Always remember the support from your friends and family
During my time in the hospital, some of my extended family members who were in Kuala Lumpur at the time came to visit me. I hadn’t told any of my friends until later, but one friend took notice of my absence on social media and texted me to ask if I was all right. She even arranged to drop by and brought treats. Of course, there were people who feigned concern – but I find strength in knowing that I have great friends out there who care for me.
According to my neurologist, I will never be able to piece together what happened in the 5 days I had my mental breakdown. It still bothers me slightly to this day, but I seek comfort in knowing that this experience taught me the value of love, endurance and especially, my health.
To my mother, you showed me that a mother’s love transcends all geographical and chronological boundaries.

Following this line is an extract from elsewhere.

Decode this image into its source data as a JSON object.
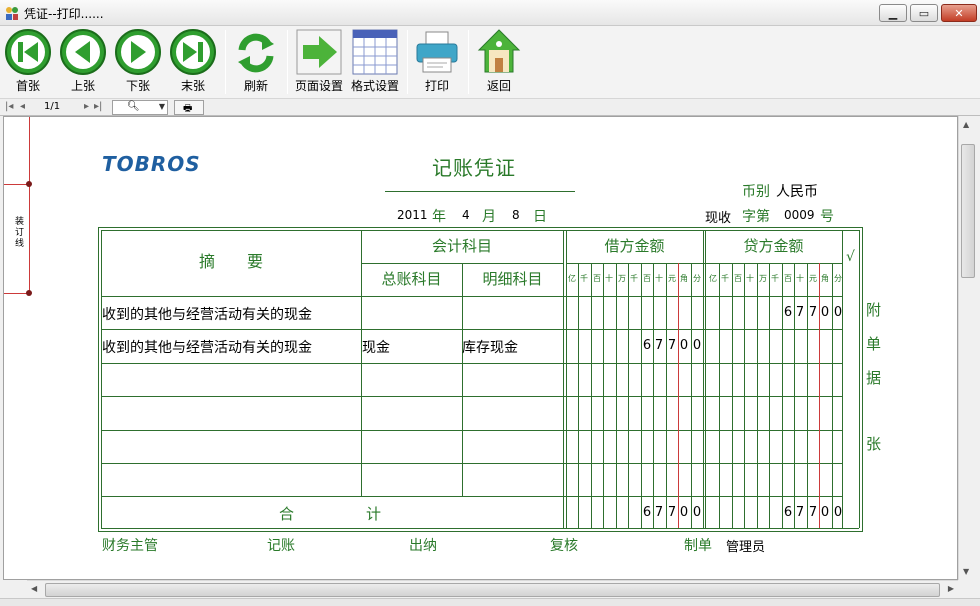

Thank you for dropping work and your other commitments during the two weeks you were here to care for me.
To my father and brother, thank you for taking time off your busy schedule and spending your hard-earned money on last-minute flight tickets to Kuala Lumpur just to ensure I never spent a night in the ward alone.
To my extended family, thank you for your prayers, support and well-wishes throughout the recovery process.
And finally, to my Yang – I’m sorry I fell sick and had a mental breakdown during your birthday. Thank you for being the champ I didn’t know I needed.